Designing and training a foundation model, to this point, is cost and skill prohibitive for most individuals and enterprises. Lucky for us, many foundation models are available in an open-source format where they are accessible to use via an online interface, or can be downloaded and run locally on our personal or business machines. 

Properties of Foundation Models 

According to Splunk, foundation models have five necessary properties: 

  1. They are scalable and can efficiently process large volumes of data. 
  2. They are multimodal—this is a property that we do not deem necessary for a foundation model, but Splunk argues that they should be able to access information from across multiple domains. 
  3. They are expressive—foundation models are capable of representing knowledge clearly and accurately. 
  4. They are compositional—foundation models can generalize information to be used in downstream tasks. 
  5. They have a high memory capacity—foundation models can accumulate a vast amount of knowledge and learn on new data without forgetting previously learned knowledge. 

Examples of Popular Foundation Models 

  • GPT – Probably best known from the large language model chatbot, ChatGPT, Open AI’s GPT-4 is a multimodal foundation model. 
  • Gemini – Google’s family of multi-modal foundation models. 
  • Claude – Anthropic’s multi-modal foundation model. 
  • Llamas – Meta’s open-source foundation model series. 
  • Grok – xAI’s foundation model. 
  • BLOOM – Open-source foundation model developed  via a scientific collaboration. 
  • Mistral Large – foundation model from French provider Mistral. 
  • Granite – IBM’s flagship decoder-only foundation model 
  • Command  – foundation model from Cohere 
  • Amazon Titan – foundation model from Amazon Web Services 

Great, We Have a Foundation Model. Now What? 

Foundation models come pre-trained, that is, they’ve already been forced to ingest a huge pile of training data and are ready to help users with a number of tasks—but they’re not done learning at that point. These models are capable of learning continuously and refining their abilities in the inference phase of their existence—AI inference is when an AI is trained and allowed to perform as intended. 

In other words, at this point, when we encounter a foundation model, it’s like a lump of clay ready to be shaped by our wants, needs and experiences, and we can direct it to build skill in a number of areas—especially if we’re working with a multimodal foundation model. This is considered distinct from training the model and is called refining, adapting or fine-tuning the model. 

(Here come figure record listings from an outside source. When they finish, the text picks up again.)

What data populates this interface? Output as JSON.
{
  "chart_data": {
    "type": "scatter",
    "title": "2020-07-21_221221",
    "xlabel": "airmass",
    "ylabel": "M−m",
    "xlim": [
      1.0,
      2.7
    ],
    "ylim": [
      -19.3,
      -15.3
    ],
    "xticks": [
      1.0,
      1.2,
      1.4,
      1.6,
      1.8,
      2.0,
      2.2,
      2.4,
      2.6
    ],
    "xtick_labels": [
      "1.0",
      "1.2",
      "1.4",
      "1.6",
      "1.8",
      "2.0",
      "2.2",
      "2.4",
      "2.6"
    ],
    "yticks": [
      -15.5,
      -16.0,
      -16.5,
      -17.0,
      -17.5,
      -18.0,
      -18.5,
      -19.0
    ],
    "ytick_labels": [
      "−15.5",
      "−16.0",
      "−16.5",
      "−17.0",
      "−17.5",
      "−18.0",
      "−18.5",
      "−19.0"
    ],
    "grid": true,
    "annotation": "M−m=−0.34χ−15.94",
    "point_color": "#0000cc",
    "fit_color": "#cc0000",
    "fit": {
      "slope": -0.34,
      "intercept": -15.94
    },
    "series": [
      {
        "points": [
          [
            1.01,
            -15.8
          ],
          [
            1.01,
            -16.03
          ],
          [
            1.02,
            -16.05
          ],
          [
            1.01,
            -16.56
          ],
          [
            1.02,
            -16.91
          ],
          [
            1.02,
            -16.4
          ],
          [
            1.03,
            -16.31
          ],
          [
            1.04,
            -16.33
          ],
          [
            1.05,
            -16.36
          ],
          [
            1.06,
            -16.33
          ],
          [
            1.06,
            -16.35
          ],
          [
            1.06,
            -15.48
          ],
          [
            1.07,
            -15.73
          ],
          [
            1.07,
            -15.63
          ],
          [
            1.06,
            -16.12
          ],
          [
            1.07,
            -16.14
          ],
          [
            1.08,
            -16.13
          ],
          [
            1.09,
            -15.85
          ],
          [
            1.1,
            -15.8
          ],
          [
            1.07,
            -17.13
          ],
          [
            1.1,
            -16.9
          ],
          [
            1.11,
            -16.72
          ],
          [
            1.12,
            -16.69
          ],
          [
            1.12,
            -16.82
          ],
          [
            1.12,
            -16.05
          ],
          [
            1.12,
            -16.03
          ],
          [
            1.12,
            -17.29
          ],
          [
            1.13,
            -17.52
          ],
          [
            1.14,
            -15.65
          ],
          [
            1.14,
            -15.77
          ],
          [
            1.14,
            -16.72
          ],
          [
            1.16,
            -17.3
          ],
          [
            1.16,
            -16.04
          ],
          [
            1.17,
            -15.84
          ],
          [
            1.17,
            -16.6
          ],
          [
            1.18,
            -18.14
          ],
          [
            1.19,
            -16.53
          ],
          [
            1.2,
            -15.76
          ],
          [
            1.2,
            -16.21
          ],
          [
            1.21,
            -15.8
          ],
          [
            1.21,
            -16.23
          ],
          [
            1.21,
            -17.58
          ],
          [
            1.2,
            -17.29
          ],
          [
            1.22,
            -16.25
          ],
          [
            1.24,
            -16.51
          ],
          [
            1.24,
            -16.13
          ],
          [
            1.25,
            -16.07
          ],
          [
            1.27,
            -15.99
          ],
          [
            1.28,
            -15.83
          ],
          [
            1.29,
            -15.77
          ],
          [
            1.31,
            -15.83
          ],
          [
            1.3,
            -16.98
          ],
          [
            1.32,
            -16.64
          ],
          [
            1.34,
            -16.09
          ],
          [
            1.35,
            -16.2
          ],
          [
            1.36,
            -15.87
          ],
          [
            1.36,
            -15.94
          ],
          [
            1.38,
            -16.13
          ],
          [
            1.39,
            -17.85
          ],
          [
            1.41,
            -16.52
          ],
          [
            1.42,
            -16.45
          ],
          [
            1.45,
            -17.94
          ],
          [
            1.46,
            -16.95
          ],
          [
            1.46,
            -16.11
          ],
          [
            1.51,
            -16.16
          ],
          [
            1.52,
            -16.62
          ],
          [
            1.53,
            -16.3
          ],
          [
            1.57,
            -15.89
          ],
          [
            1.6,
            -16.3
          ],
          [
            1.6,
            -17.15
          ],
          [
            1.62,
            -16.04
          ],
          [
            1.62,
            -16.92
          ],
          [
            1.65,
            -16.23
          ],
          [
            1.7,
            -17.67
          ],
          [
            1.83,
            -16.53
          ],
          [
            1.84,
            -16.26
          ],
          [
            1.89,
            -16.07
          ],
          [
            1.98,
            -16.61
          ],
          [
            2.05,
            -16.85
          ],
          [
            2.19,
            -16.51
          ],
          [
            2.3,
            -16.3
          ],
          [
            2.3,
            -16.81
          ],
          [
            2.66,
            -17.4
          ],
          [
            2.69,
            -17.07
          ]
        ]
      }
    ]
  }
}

Through adaptation and fine-tuning, we take our generalist foundation model and turn it into a specialist. While prohibitively huge datasets are needed to build a foundation model, relatively small and simple datasets can be used for fine-tuning. Foundation models like GPT and Claude can be acquired as a baseline, and then adapted to meet specific needs. 

Applications of Foundation Models 

Some common applications of foundation models include: 

  • Natural language processing, or NLP—including speech-to-text. Refining a foundation model to perform NLP can lead to the development of a large language model.  
  • Computer vision, particularly in applications like robotics and autonomous driving. Foundation models can also be trained to look through specific types of visual data, like medical diagnostic imagery, to find anomalies and aid in the diagnosis process. 
  • Software development—foundation models can be trained to code in various languages, and can be trained to do so using natural language inputs. 
  • Materials science, biotechnology and genetics—foundation models are used at the molecular level to create new substances, analyze protein structure, discover new therapies and analyze and edit DNA. 
  • Earth science—foundation models are helping to analyze and predict the weather and track long-term changes to the climate 
  • Decision-making support—foundation models can be trained to sift through particular types of data to surface recommendations, next-best actions and behavioral nudges.